Sarah Ingersoll, de facto spokeswoman
for Stein’s Democracy Alliance, said it was “a very preliminary meeting
of committed donors interested in building a community to support
progressive infrastructure.”
The Democracy Alliance will act as
a clearinghouse and is expected to channel much of its money to new
organizations and existing ones such as John Podesta’s Center for
American Progress and David Brock’s Media Matters for America.
The money details are several weeks away. “There aren’t dollar figures at this point,” Ingersoll said. Soros,
a Hungarian-born financier who donated more than $23 million to
pro-Democratic 527 groups last cycle, gave the main presentation, said
Ingersoll, who declined to name the other presenters.
“Primarily,
we’re looking at making recommendations and thinking through with these
donors on how they can form an alliance,” she added. “This is about
creating a network of individuals to share information to be effective
in whatever they do going forward.”
Participants were
tight-lipped, saying they wanted to keep media expectations low, even
suggesting that the Scottsdale gathering was too insignificant to
report. Other participants included former White House press secretary
Mike McCurry and New Democrat Network president Simon Rosenberg. Andy
Rappaport, a Silicon Valley venture capitalist and reliable investor in
liberal causes, did not attend the meeting, his spokeswomen said.

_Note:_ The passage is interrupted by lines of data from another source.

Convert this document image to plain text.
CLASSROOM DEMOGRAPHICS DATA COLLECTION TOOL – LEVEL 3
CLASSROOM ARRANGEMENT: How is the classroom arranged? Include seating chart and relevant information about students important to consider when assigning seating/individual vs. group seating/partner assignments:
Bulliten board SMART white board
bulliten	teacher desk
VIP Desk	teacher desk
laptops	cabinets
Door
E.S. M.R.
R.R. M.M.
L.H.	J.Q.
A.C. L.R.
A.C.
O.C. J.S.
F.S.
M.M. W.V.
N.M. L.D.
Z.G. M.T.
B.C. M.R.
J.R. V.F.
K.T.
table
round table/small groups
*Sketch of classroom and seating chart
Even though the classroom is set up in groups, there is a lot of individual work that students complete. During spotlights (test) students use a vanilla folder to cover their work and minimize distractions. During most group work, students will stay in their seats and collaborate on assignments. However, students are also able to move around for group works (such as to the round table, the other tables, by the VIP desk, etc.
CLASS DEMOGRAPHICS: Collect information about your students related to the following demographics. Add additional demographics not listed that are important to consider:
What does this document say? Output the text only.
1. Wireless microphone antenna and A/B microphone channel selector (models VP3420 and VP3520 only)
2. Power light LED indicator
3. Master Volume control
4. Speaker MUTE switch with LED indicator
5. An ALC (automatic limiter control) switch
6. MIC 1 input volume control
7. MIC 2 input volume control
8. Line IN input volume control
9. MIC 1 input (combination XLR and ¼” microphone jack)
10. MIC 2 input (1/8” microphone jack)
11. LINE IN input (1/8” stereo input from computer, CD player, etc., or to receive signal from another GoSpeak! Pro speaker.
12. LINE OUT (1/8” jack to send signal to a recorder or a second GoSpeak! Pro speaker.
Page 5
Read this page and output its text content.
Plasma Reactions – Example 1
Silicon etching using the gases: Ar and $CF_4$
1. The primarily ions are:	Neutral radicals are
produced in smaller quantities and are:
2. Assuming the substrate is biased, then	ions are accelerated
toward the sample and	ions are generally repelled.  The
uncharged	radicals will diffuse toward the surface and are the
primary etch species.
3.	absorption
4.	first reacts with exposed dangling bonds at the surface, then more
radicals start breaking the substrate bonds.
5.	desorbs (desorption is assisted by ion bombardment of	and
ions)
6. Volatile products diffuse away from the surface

Ingersoll said funding transparency is a priority, which she said would contrast with some right-wing groups.
But
transparency was not on display among the Scottsdale participants
contacted by The Hill. Details of the meeting remained sparse.
Most
of the participants had already seen Stein’s slick presentation titled
“The Conservative Message Machine’s Money Matrix,” which lays out how
right-leaning donors have funded and invested in organization that
churn out conservative ideas. Stein unveiled his presentation at the
Democratic National Convention in Boston last year, at an event hosted
by Rosenberg and NDN.
Ingersoll denied that progressives are merely trying to replicate Heritage and Fox News.
Another
source at the meeting said that it was important for existing
progressive groups to coordinate their activities and to avoid the turf
wars that have riven progressive causes in the past.
One source
at the DNC with direct knowledge of the agenda said that the Phoenix
Group had three specific goals at the outset. It wants to create
liberal think tanks, training camps for young progressives and media
centers.
Despite the general recognition that progressives are
several years behind conservatives, liberal activists are confident
that technology will help them close the gap. “Technology may allow us
to do in a few years what it took the other side 40 years,” the DNC
source said.
But the Phoenix Group is not beholden to the
political calendar, and several sources insisted that four-year
electoral exigencies were not motivating the project. Indeed, part of
the reasoning in keeping D.C. consultants away from Scottsdale was to
shield the high-tech donor base from political operatives, who are
always eager for quick dollars to buy media points and fund direct mail.